During welding, the arc needs to be steady, with a consistent height, and abrupt fluctuations are strictly prohibited to prevent gas from instantaneously entering the molten pool and causing porosity. At the same time, observing the changes in the molten pool to enhance the capability to expel porosity is important.

When welding in all positions, the welding torch, wire, and workpiece must maintain a certain distance from each other. The direction is generally from bottom to top, i.e., in the order of up – vertical – flat. When extinguishing the arc, it’s crucial to avoid the appearance of arc pits and shrinkage holes, ensuring that the weld seam is not lower than the base material.

This can be achieved by increasing the weld seam, i.e., slowing down the welding speed when extinguishing the arc, increasing the backward tilt of the torch, and increasing the wire feed when the molten pool temperature is too high. If needed, the arc can be extinguished and re-ignited until the arc pit is filled.

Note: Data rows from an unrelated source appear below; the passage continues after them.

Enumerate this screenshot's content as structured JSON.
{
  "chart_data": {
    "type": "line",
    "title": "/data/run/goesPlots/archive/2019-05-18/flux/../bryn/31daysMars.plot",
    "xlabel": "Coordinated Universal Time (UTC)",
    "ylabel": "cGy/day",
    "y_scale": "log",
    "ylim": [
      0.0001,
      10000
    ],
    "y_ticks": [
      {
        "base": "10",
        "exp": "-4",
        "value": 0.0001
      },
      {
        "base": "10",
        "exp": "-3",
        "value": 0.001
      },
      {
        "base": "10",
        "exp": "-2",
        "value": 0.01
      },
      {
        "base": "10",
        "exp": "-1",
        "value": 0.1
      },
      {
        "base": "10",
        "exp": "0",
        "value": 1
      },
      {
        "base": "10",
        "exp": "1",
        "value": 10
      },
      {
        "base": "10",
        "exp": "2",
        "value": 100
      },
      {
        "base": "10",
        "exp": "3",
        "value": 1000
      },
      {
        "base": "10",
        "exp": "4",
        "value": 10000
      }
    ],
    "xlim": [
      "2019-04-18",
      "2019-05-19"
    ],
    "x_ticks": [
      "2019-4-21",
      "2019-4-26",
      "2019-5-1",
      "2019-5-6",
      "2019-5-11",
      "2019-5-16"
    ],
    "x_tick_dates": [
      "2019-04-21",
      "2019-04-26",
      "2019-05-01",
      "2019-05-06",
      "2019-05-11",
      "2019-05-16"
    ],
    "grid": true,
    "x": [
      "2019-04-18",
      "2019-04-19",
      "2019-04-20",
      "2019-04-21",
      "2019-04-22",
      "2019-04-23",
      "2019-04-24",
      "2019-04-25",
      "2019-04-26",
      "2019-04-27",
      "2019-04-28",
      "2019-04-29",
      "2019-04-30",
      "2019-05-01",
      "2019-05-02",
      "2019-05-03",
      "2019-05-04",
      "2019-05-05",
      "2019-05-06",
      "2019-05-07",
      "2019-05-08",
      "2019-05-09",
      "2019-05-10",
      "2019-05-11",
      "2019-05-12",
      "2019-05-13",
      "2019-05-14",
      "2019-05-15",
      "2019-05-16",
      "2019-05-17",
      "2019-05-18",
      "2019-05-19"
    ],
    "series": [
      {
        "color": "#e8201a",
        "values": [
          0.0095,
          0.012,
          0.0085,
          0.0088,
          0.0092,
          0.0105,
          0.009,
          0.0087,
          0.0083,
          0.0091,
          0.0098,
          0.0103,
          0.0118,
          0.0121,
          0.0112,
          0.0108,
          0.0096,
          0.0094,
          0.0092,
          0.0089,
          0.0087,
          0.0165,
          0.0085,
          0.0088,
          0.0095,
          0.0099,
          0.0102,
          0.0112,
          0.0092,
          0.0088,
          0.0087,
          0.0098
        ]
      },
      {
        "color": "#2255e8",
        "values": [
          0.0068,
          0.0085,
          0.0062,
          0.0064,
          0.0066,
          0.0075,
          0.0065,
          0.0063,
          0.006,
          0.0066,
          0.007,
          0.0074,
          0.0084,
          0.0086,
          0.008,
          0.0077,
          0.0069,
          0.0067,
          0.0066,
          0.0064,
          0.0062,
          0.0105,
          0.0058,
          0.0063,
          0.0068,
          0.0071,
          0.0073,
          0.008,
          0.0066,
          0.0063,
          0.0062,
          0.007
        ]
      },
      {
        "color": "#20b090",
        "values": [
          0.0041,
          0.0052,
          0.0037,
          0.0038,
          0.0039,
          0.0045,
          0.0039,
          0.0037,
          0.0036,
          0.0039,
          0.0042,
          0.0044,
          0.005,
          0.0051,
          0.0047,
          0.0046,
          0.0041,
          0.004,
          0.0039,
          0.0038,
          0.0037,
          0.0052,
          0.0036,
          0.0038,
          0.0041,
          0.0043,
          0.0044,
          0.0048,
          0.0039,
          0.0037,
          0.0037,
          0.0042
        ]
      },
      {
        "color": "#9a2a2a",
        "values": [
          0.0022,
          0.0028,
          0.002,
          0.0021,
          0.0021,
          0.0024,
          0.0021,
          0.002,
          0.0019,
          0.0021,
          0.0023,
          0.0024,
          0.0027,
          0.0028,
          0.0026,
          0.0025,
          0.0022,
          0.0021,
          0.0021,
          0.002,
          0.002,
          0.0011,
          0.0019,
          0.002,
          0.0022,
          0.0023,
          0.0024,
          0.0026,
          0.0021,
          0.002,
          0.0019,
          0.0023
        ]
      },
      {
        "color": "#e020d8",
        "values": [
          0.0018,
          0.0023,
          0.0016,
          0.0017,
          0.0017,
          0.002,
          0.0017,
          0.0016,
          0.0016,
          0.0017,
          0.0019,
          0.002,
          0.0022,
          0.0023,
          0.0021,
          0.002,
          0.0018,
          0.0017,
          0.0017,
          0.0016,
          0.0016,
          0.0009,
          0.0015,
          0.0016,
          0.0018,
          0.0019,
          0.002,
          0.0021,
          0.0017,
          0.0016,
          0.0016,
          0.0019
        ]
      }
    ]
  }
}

In conclusion, TIG argon arc welding has excellent welding characteristics. Long-term production practice has proven that adopting the above-mentioned process measures can effectively control the generation of porosity, significantly improving the rate of first-time flaw detection and the quality of the welded joint.

IX. Conclusion

Although there are many factors causing pores in manual TIG welding, as long as we understand the characteristics of argon arc welding, investigate the influencing factors one by one according to the actual situation, and eliminate all factors causing pores in the weld during argon arc welding, we can improve the welding quality in the actual production.